O SindJustiça protocolou nesta segunda-feira (15), requerimento administrativo junto à Presidência do Tribunal de Justiça do Estado do Ceará (TJCE) solicitando a revisão dos critérios atualmente utilizados para a concessão do auxílio-saúde dos servidores do Poder Judiciário estadual.
A iniciativa busca a reavaliação da tabela de reembolso do benefício, especialmente quanto à sua adequação às diretrizes nacionais estabelecidas pelo Conselho Nacional de Justiça (CNJ), em especial pela Resolução CNJ nº 294/2019, com as alterações posteriores promovidas pelas Resoluções CNJ nº 495/2023 e nº 500/2023, que regulamentam a Política de Atenção Integral à Saúde de Magistrados e Servidores do Poder Judiciário.
Revisão do teto do auxílio-saúde
Um dos principais pontos do requerimento diz respeito à interpretação e aplicação do art. 5º, § 2º, da Resolução CNJ nº 294/2019. O dispositivo determina que os tribunais elaborem tabela própria de reembolso para os servidores, observando a faixa etária do beneficiário, a remuneração do cargo e o limite máximo mensal correspondente a 10% do subsídio do juiz substituto do respectivo tribunal.
Atualmente, no TJCE, o teto do auxílio-saúde dos servidores está vinculado a 10% do vencimento-base da referência final da carreira de nível superior do Poder Judiciário. Embora a alteração promovida pela Resolução nº 10/2026 tenha representado avanço, o SindJustiça entende que é necessário avaliar se o parâmetro adotado pelo Tribunal está plenamente compatível com a diretriz nacional estabelecida pelo CNJ.
Por essa razão, o Sindicato requer a realização de estudo técnico, financeiro, administrativo e normativo para verificar a possibilidade de adoção, ou aproximação, do parâmetro nacional previsto pelo Conselho Nacional de Justiça, utilizando como referência o subsídio do juiz substituto para definição do teto máximo de reembolso.
Proteção ampliada para servidores com mais de 50 anos, pessoas com deficiência e portadores de doença grave
Outro ponto de destaque do requerimento trata da correta aplicação do adicional de 50% previsto no art. 5º, § 5º, da Resolução CNJ nº 294/2019, incluído pela Resolução CNJ nº 500/2023. A norma assegura acréscimo de 50% sobre o valor do auxílio-saúde para servidores, magistrados ou dependentes que sejam pessoas com deficiência, portadores de doença grave ou que possuam idade superior a 50 anos.

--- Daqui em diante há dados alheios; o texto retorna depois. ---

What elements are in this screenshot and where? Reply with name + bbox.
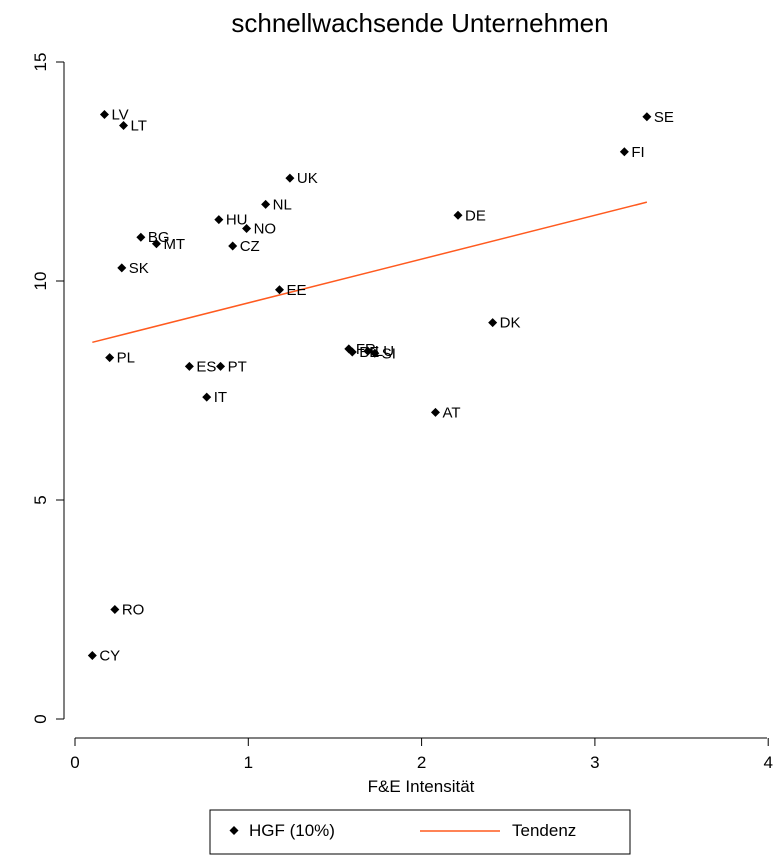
data-point-sk xyxy=(117,263,127,273)
point-label-it: IT xyxy=(214,389,227,406)
legend-label-hgf: HGF (10%) xyxy=(249,821,335,840)
data-point-se xyxy=(642,112,652,122)
point-label-lu: LU xyxy=(375,343,394,360)
data-point-si xyxy=(370,348,380,358)
y-tick-label: 0 xyxy=(31,714,50,723)
point-label-uk: UK xyxy=(297,170,318,187)
data-point-no xyxy=(242,223,252,233)
data-point-nl xyxy=(261,199,271,209)
point-label-at: AT xyxy=(442,404,460,421)
point-label-sk: SK xyxy=(129,260,149,277)
points-layer: LVLTSEFIUKNLDEHUNOBGMTCZSKEEDKFRBELUSIPL… xyxy=(87,107,674,664)
point-label-pl: PL xyxy=(117,350,135,367)
data-point-lv xyxy=(99,110,109,120)
data-point-uk xyxy=(285,173,295,183)
data-point-de xyxy=(453,210,463,220)
x-tick-label: 1 xyxy=(244,753,253,772)
trend-layer xyxy=(92,201,648,344)
legend-box xyxy=(209,809,631,855)
data-point-it xyxy=(202,392,212,402)
data-point-lu xyxy=(363,346,373,356)
point-label-no: NO xyxy=(254,220,277,237)
data-point-ro xyxy=(110,605,120,614)
point-label-cy: CY xyxy=(99,647,120,664)
x-axis-ticks: 0 1 2 3 4 xyxy=(70,738,773,772)
point-label-de: DE xyxy=(465,207,486,224)
data-point-pt xyxy=(216,361,226,371)
y-tick-label: 15 xyxy=(31,53,50,72)
point-label-es: ES xyxy=(196,358,216,375)
point-label-dk: DK xyxy=(500,315,521,332)
data-point-cz xyxy=(228,241,238,251)
legend: HGF (10%) Tendenz xyxy=(209,809,631,855)
point-label-lt: LT xyxy=(131,118,147,135)
y-tick-label: 10 xyxy=(31,272,50,291)
point-label-fi: FI xyxy=(631,144,644,161)
data-point-es xyxy=(184,361,194,371)
point-label-bg: BG xyxy=(148,229,170,246)
data-point-pl xyxy=(105,353,115,363)
point-label-hu: HU xyxy=(226,212,248,229)
data-point-bg xyxy=(136,232,146,242)
point-label-si: SI xyxy=(382,345,396,362)
x-tick-label: 4 xyxy=(763,753,772,772)
point-label-nl: NL xyxy=(273,196,292,213)
chart-title: schnellwachsende Unternehmen xyxy=(231,8,608,38)
x-tick-label: 0 xyxy=(70,753,79,772)
data-point-cy xyxy=(87,650,97,660)
plot-frame xyxy=(64,46,777,738)
x-tick-label: 3 xyxy=(590,753,599,772)
point-label-mt: MT xyxy=(163,236,185,253)
data-point-mt xyxy=(151,239,161,249)
point-label-ee: EE xyxy=(286,282,306,299)
point-label-pt: PT xyxy=(228,358,247,375)
point-label-ro: RO xyxy=(122,602,145,619)
point-label-se: SE xyxy=(654,109,674,126)
legend-label-tendenz: Tendenz xyxy=(512,821,576,840)
legend-diamond-marker xyxy=(229,826,239,835)
data-point-be xyxy=(347,347,357,357)
point-label-cz: CZ xyxy=(240,238,260,255)
data-point-hu xyxy=(214,215,224,225)
data-point-dk xyxy=(488,318,498,328)
data-point-at xyxy=(430,407,440,417)
y-axis-ticks: 0 5 10 15 xyxy=(31,53,64,724)
y-tick-label: 5 xyxy=(31,495,50,504)
point-label-lv: LV xyxy=(111,107,128,124)
data-point-ee xyxy=(274,285,284,295)
trend-line xyxy=(92,201,648,344)
data-point-fi xyxy=(619,147,629,157)
data-point-lt xyxy=(119,121,129,131)
x-tick-label: 2 xyxy=(417,753,426,772)
x-axis-label: F&E Intensität xyxy=(368,777,475,796)
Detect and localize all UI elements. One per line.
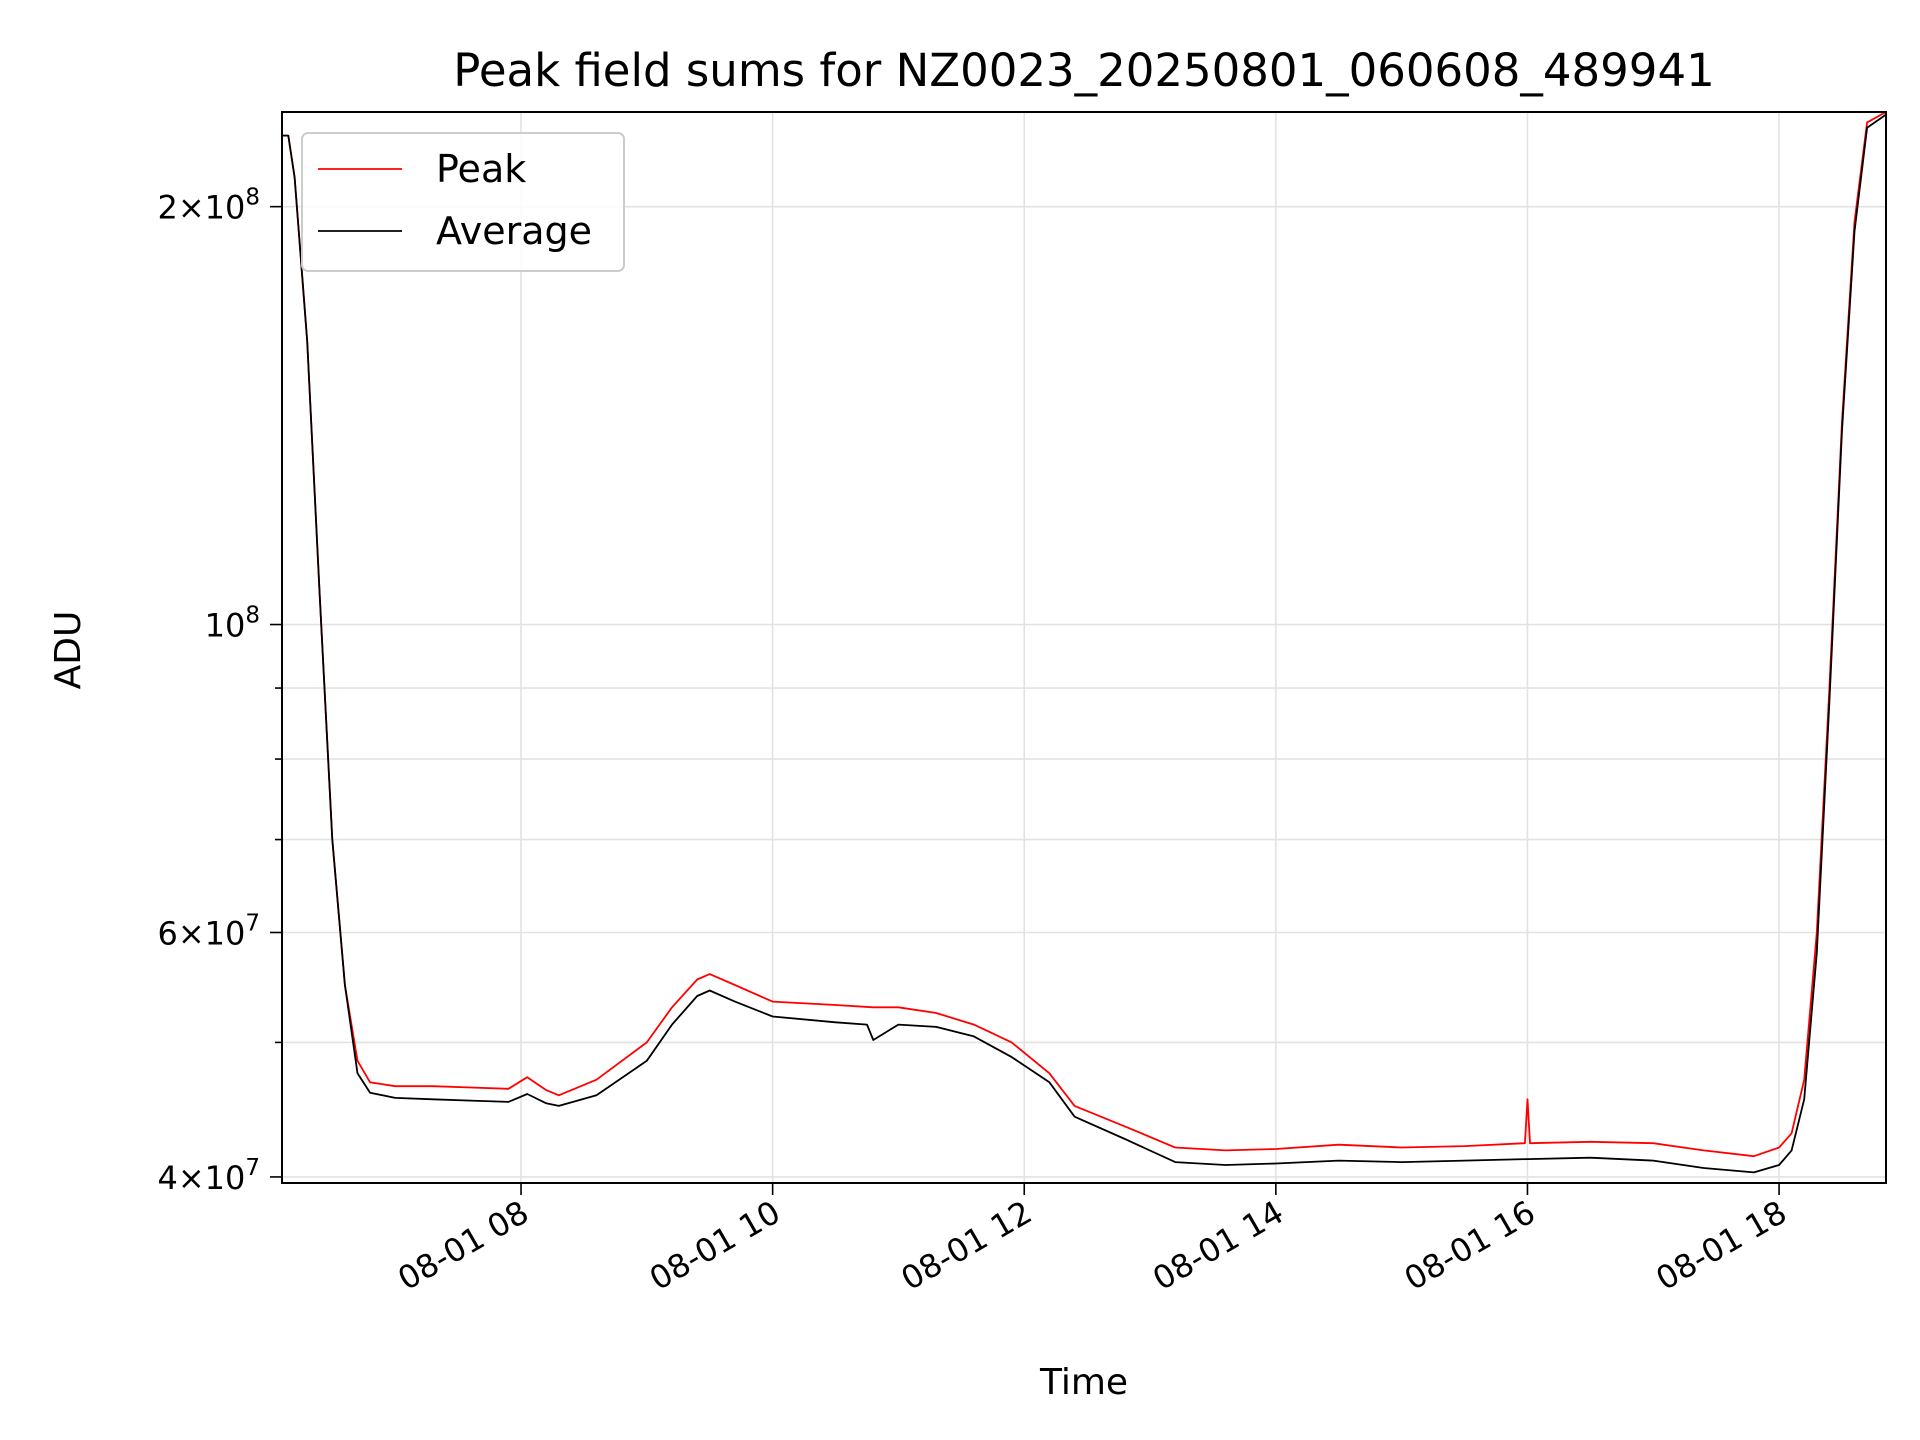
legend-label-peak: Peak (436, 147, 526, 191)
series-line-peak (282, 112, 1886, 1158)
y-axis-ticks: 4×107 6×107 108 2×108 (157, 185, 282, 1197)
plot-frame (281, 111, 1887, 1184)
y-tick-label-2: 108 (205, 603, 260, 645)
x-axis-label: Time (1039, 1362, 1128, 1403)
series-line-average (282, 113, 1886, 1174)
chart-title: Peak field sums for NZ0023_20250801_0606… (453, 44, 1714, 97)
legend-label-average: Average (436, 209, 592, 253)
legend-box (301, 132, 625, 272)
y-axis-label: ADU (48, 611, 89, 690)
y-tick-label-0: 4×107 (157, 1155, 260, 1197)
y-tick-label-3: 2×108 (157, 185, 260, 227)
legend[interactable]: Peak Average (301, 132, 625, 272)
series-layer (282, 112, 1886, 1174)
grid (282, 112, 1886, 1183)
y-tick-label-1: 6×107 (157, 910, 260, 952)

O SindJustiça destaca que o CNJ estabeleceu expressamente que esse adicional possui natureza protetiva e não deve ser absorvido pelo teto ordinário de reembolso. Em outras palavras, trata-se de benefício adicional destinado justamente aos grupos que possuem maiores despesas com assistência à saúde.
Dessa forma, o Sindicato solicitou que o TJCE esclareça como vem aplicando o adicional previsto pelo CNJ e se a sistemática atualmente utilizada garante que o acréscimo de 50% seja efetivamente pago sem ser limitado ou absorvido pelo teto ordinário do benefício.
Participação institucional
Além da revisão dos critérios de reembolso, o SindJustiça também requereu que o Tribunal informe os parâmetros atualmente utilizados para elaboração da tabela do auxílio-saúde, incluindo critérios relacionados à faixa etária, remuneração do cargo, teto de reembolso e aplicação do adicional de 50%.
O Sindicato ainda solicitou participação em eventual grupo de trabalho, comissão ou estudo técnico que venha a ser instaurado para discutir o aperfeiçoamento da política de assistência à saúde suplementar dos servidores do Poder Judiciário cearense.
Defesa da saúde e valorização dos servidores
Para o SindJustiça, a assistência à saúde suplementar não deve ser vista apenas como um benefício indenizatório, mas como instrumento de valorização funcional, proteção à saúde e preservação da qualidade de vida dos servidores do Poder Judiciário.
A entidade continuará acompanhando a tramitação do processo SEI nº 8516560-38.2026.8.06.0000 e manterá a categoria informada sobre os desdobramentos do requerimento e as providências adotadas pelo Tribunal de Justiça do Estado do Ceará.